GLYPH treats null explicitly:
# JSON: null is explicit
json_data = {"value": None}
json_text = json.dumps(json_data)  # {"value": null}

# GLYPH: null represented as ∅
glyph_text = glyph.from_json(json_data)  # {value=∅}

# Both round-trip correctly
assert glyph.to_json(glyph.parse(glyph_text)) == json_data
Best practice: Use explicit null for optional fields.
GLYPH uses bare strings when possible:
data = {
    "simple": "hello",           # No quotes needed
    "with_space": "hello world", # Quotes needed
    "special": "hello\nworld",   # Quotes + escaping
}

glyph_text = glyph.from_json(data)
print(glyph_text)
# {simple=hello special="hello\nworld" with_space="hello world"}
Best practice: Let GLYPH handle quoting automatically.
Both formats handle large numbers:
data = {"big": 9007199254740991}  # JavaScript MAX_SAFE_INTEGER

# JSON
json_text = json.dumps(data)
print(json_text)  # {"big": 9007199254740991}

# GLYPH
glyph_text = glyph.from_json(data)
print(glyph_text)  # {big=9007199254740991}

# Both restore correctly (in Python)
json_restored = json.loads(json_text)
glyph_restored = glyph.to_json(glyph.parse(glyph_text))
assert json_restored == glyph_restored == data
Warning: JavaScript has different numeric limits than Python.

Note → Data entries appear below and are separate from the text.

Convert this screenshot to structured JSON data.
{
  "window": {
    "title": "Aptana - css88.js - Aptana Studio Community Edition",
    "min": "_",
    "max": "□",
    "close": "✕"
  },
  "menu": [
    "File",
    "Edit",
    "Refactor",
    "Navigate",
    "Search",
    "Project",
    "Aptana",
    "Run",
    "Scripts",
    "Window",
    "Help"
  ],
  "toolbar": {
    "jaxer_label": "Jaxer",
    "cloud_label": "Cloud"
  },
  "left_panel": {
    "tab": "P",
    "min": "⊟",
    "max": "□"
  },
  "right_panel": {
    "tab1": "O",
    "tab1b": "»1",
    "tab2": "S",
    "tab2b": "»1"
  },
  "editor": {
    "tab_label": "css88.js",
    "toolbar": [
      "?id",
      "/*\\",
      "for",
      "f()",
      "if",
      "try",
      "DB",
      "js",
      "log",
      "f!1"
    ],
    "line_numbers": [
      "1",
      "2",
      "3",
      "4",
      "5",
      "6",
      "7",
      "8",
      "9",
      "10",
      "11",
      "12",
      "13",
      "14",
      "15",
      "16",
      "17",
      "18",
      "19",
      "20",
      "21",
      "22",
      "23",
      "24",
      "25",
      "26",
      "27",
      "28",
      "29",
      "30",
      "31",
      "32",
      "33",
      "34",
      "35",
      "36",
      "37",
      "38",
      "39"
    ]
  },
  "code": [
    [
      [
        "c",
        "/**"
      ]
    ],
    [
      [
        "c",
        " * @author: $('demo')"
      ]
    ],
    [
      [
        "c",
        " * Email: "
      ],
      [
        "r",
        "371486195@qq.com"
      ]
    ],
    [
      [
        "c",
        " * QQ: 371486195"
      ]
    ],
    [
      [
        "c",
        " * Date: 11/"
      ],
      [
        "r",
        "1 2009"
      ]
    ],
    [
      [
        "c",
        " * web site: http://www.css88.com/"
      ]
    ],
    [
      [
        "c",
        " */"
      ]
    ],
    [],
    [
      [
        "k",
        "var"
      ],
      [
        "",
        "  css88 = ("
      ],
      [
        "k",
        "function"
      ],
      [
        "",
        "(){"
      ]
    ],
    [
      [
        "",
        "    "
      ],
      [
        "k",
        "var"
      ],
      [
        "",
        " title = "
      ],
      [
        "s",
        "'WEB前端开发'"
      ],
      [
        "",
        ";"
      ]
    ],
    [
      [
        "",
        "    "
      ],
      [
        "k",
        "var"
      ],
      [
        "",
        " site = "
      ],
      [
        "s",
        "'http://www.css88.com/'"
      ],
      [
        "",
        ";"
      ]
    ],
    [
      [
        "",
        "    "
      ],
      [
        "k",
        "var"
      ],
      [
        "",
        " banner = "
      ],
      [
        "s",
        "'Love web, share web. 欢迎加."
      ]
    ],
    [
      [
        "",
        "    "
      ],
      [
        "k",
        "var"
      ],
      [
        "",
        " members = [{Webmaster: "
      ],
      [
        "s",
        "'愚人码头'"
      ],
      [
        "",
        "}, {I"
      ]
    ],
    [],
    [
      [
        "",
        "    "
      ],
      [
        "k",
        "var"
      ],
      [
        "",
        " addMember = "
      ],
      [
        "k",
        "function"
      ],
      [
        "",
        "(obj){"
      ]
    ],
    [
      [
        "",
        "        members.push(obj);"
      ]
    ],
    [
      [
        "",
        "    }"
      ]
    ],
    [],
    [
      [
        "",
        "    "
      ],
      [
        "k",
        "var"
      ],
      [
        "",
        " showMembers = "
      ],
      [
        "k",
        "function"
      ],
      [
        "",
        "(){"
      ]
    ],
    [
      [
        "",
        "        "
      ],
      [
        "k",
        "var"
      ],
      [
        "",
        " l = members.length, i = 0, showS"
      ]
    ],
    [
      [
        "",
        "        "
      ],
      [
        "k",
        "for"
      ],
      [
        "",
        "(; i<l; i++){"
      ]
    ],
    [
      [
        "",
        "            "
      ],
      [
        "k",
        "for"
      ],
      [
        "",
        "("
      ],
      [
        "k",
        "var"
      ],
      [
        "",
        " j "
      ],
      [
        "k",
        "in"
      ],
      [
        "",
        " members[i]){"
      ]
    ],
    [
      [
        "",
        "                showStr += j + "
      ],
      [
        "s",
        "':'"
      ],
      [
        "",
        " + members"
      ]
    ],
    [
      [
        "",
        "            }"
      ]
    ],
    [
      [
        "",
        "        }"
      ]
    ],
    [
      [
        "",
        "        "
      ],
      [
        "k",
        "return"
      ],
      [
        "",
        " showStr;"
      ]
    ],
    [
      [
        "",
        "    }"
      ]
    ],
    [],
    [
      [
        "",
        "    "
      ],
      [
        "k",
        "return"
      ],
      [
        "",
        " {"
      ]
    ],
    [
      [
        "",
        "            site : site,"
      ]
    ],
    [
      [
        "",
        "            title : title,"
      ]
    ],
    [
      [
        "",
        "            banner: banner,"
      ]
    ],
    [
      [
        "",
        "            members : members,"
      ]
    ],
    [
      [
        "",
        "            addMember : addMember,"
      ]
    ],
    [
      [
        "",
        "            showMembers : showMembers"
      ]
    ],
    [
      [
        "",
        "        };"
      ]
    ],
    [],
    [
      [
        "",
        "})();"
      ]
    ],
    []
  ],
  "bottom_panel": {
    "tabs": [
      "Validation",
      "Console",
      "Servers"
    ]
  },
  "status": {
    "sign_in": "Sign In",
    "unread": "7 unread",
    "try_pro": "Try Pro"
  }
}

Test cross-language scenarios.

API Response Wrapper

Wrap API responses with format negotiation:
from fastapi import FastAPI, Request, Response
from fastapi.responses import JSONResponse
import glyph

app = FastAPI()

class GLYPHResponse(Response):
    media_type = "application/glyph"
    
    def render(self, content: any) -> bytes:
        return glyph.from_json(content).encode('utf-8')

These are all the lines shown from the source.